Avoiding Unintended Synchronization
Video Summary
The below video is a short summary of the article in presentation format. Read on for more details and also links to related work and example codes.
Background
This is the first in a series of articles on MPI Best Practices for Performance. The initial topic is on avoiding unintended synchronization when performing communication using MPI. In particular, we look at using MPI point-to-point communication to send and receive data between MPI processes. Consider a common two-dimensional halo exchange where each process sends and receives messages with up to four of its neighbors.

Examples
We will look at four different implementations of such an exchange and examine the performance aspects of each, as well as some common pitfalls. Source code for each example can be found here. First, a naive implementation where each process first sends, then receives data to/from each of its neighbors.
Example 1 (Deadlock!)
MPI_Send(sbufsouth, COUNT, MPI_INT, south, 0, MPI_COMM_WORLD);
MPI_Send(sbufeast, COUNT, MPI_INT, east, 0, MPI_COMM_WORLD);
MPI_Send(sbufnorth, COUNT, MPI_INT, north, 0, MPI_COMM_WORLD);
MPI_Send(sbufwest, COUNT, MPI_INT, west, 0, MPI_COMM_WORLD);
MPI_Recv(rbufnorth, COUNT, MPI_INT, north, 0, MPI_COMM_WORLD, MPI_STATUS_IGNORE);
MPI_Recv(rbufwest, COUNT, MPI_INT, west, 0, MPI_COMM_WORLD, MPI_STATUS_IGNORE);
MPI_Recv(rbufsouth, COUNT, MPI_INT, south, 0, MPI_COMM_WORLD, MPI_STATUS_IGNORE);
MPI_Recv(rbufeast, COUNT, MPI_INT, east, 0, MPI_COMM_WORLD, MPI_STATUS_IGNORE);
We show this version as an example of what NOT to do when implementing your data exchange with MPI. The reason is that this version is unsafe. The reason is that MPI is not required to buffer send data for the user. In other words, MPI may wait until a receive buffer has been posted before transmitting and completing a send operation. In the example above, every process starts by sending data, and if no receive buffers are posted, they could be stuck waiting for those sends to complete indefinitely!
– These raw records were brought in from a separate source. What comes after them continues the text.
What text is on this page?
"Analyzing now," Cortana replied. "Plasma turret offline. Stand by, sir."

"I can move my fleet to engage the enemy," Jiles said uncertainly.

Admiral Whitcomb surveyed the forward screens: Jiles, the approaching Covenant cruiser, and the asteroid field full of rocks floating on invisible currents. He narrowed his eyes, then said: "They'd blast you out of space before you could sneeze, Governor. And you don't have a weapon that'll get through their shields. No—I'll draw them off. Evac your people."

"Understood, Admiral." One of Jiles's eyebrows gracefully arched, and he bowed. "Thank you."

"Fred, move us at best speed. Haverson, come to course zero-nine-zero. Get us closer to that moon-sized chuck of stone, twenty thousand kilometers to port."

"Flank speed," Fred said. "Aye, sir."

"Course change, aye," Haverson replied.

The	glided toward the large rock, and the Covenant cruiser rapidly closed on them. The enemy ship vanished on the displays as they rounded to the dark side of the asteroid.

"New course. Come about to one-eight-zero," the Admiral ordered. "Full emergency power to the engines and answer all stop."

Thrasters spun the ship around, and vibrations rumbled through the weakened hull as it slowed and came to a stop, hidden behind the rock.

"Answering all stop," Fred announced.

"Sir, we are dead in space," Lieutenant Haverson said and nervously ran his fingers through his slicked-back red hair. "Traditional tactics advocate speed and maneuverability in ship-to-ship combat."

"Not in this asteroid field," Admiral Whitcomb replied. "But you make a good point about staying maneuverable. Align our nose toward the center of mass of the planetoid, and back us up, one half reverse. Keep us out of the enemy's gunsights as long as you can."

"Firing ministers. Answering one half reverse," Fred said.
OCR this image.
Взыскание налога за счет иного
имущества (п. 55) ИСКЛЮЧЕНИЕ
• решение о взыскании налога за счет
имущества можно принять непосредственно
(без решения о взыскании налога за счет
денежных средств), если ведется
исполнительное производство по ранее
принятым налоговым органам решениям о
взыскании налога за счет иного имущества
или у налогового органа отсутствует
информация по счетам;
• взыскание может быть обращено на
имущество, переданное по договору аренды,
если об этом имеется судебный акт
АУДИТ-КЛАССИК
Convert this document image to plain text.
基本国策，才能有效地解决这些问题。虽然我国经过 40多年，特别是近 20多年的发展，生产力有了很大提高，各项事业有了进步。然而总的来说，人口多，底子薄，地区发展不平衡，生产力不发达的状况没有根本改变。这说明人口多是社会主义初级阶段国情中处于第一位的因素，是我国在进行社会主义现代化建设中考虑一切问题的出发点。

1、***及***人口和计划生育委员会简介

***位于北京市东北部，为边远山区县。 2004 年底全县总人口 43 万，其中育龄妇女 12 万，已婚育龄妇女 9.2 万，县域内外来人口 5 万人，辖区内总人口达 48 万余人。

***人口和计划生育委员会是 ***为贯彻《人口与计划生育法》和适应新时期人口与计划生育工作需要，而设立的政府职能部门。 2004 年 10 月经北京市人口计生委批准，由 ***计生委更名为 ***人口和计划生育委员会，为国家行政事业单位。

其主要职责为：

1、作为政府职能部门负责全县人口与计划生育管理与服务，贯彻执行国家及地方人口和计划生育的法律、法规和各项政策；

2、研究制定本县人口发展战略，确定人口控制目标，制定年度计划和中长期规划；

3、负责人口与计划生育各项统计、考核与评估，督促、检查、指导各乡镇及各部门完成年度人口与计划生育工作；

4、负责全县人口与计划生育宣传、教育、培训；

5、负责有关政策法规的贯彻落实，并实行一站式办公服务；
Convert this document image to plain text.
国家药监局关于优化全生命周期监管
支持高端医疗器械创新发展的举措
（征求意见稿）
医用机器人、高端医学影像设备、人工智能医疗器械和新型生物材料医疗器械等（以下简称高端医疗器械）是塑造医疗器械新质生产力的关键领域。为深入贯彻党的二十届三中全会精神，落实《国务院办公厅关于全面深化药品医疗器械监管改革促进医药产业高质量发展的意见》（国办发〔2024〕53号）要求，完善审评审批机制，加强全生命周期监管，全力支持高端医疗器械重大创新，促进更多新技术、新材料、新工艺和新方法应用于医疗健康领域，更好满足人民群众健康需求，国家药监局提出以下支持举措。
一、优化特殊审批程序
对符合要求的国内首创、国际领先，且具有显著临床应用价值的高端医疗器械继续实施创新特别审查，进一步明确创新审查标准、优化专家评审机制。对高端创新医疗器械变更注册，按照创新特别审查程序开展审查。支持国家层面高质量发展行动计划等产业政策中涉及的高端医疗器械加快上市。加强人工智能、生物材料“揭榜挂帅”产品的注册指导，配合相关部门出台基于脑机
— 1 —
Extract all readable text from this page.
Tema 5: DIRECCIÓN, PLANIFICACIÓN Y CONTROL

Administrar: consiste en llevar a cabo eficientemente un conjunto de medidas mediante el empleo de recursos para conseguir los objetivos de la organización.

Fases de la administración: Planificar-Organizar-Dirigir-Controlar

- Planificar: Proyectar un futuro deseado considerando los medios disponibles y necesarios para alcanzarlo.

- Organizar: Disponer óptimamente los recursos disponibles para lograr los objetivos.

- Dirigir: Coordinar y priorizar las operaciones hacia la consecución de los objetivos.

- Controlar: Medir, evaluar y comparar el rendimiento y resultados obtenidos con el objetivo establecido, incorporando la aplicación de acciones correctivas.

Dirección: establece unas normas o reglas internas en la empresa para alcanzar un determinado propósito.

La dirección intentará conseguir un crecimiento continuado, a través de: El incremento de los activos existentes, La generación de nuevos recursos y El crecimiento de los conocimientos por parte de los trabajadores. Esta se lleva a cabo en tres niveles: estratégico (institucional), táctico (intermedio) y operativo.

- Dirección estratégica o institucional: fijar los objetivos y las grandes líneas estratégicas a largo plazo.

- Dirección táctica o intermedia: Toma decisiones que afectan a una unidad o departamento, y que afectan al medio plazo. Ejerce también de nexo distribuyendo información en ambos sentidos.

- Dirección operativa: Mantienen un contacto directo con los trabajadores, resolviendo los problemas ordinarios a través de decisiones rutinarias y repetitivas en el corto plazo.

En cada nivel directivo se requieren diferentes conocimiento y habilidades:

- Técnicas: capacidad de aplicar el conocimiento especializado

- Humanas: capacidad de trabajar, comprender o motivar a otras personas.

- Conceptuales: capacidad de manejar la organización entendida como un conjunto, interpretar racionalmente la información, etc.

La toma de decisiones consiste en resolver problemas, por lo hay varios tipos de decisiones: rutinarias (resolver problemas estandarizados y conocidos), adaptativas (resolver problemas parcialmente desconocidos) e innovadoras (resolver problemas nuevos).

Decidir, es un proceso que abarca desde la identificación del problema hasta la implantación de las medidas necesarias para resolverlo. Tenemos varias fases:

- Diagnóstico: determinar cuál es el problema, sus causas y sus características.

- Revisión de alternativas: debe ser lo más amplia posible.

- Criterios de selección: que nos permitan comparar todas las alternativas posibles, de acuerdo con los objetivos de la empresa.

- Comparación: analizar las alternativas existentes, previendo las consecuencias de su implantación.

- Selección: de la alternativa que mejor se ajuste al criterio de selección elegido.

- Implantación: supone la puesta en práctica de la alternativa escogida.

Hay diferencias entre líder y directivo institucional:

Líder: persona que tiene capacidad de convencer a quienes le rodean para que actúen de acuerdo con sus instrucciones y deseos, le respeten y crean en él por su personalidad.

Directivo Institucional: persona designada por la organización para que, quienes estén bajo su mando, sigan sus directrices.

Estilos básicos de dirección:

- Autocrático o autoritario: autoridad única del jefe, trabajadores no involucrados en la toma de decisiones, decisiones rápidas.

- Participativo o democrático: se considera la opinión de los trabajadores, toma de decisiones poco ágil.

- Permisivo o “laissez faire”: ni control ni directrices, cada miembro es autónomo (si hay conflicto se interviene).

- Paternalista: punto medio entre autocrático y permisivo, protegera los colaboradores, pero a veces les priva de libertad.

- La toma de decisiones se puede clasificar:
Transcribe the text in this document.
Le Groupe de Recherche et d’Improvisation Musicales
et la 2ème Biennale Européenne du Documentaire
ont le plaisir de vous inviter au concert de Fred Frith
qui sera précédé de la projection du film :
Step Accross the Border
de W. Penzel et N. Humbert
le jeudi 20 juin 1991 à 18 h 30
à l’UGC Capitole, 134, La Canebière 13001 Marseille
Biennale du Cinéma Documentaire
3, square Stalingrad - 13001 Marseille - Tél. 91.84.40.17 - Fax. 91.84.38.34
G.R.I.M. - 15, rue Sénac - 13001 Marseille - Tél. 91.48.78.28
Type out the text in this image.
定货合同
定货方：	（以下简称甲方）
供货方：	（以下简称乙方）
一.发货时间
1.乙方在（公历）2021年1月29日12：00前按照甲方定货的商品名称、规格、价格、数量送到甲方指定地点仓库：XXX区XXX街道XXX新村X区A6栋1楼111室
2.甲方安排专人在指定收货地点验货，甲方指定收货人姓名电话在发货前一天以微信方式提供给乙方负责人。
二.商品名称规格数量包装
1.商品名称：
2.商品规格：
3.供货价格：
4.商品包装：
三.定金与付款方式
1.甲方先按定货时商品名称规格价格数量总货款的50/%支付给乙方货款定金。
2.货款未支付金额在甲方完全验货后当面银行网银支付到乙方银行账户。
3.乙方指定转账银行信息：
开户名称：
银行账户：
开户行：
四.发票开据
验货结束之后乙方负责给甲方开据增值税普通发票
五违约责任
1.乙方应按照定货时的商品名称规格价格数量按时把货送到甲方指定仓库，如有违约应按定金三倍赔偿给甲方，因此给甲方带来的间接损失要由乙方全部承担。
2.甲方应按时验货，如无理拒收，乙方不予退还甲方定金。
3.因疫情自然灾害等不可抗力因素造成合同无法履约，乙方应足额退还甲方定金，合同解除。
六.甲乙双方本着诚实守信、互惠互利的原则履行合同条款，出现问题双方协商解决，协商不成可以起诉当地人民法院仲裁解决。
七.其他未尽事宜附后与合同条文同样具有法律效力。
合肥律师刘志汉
Next, we look at one possible solution by carefully ordering the operations so there is no chance that all processes can be sending at the same time:
Example 2
if (south != MPI_PROC_NULL) {
MPI_Send(sbufsouth, COUNT, MPI_INT, south, 0, MPI_COMM_WORLD);
}
if (north != MPI_PROC_NULL) {
MPI_Recv(rbufnorth, COUNT, MPI_INT, north, 0, MPI_COMM_WORLD, MPI_STATUS_IGNORE);
}
if (east != MPI_PROC_NULL) {
MPI_Send(sbufeast, COUNT, MPI_INT, east, 0, MPI_COMM_WORLD);
}
if (west != MPI_PROC_NULL) {
MPI_Recv(rbufwest, COUNT, MPI_INT, west, 0, MPI_COMM_WORLD, MPI_STATUS_IGNORE);
}
if (north != MPI_PROC_NULL) {
MPI_Send(sbufnorth, COUNT, MPI_INT, north, 0, MPI_COMM_WORLD);
}
if (south != MPI_PROC_NULL) {
MPI_Recv(rbufsouth, COUNT, MPI_INT, south, 0, MPI_COMM_WORLD, MPI_STATUS_IGNORE);
}
if (west != MPI_PROC_NULL) {
MPI_Send(sbufwest, COUNT, MPI_INT, west, 0, MPI_COMM_WORLD);
}
if (east != MPI_PROC_NULL) {
MPI_Recv(rbufeast, COUNT, MPI_INT, east, 0, MPI_COMM_WORLD, MPI_STATUS_IGNORE);
}
While this will resolve the deadlock issues that exist in the first example, it is tricky to implement and results in sequentialization of communication. The ordering above means that only processes on the bottom of the grid will be in receive mode to start. Only after those receive operations complete will the next row from the bottom post their receives, and so on. Thereby each data exchange happens sequentially by row or column. Any opportunity for communication overlap is lost.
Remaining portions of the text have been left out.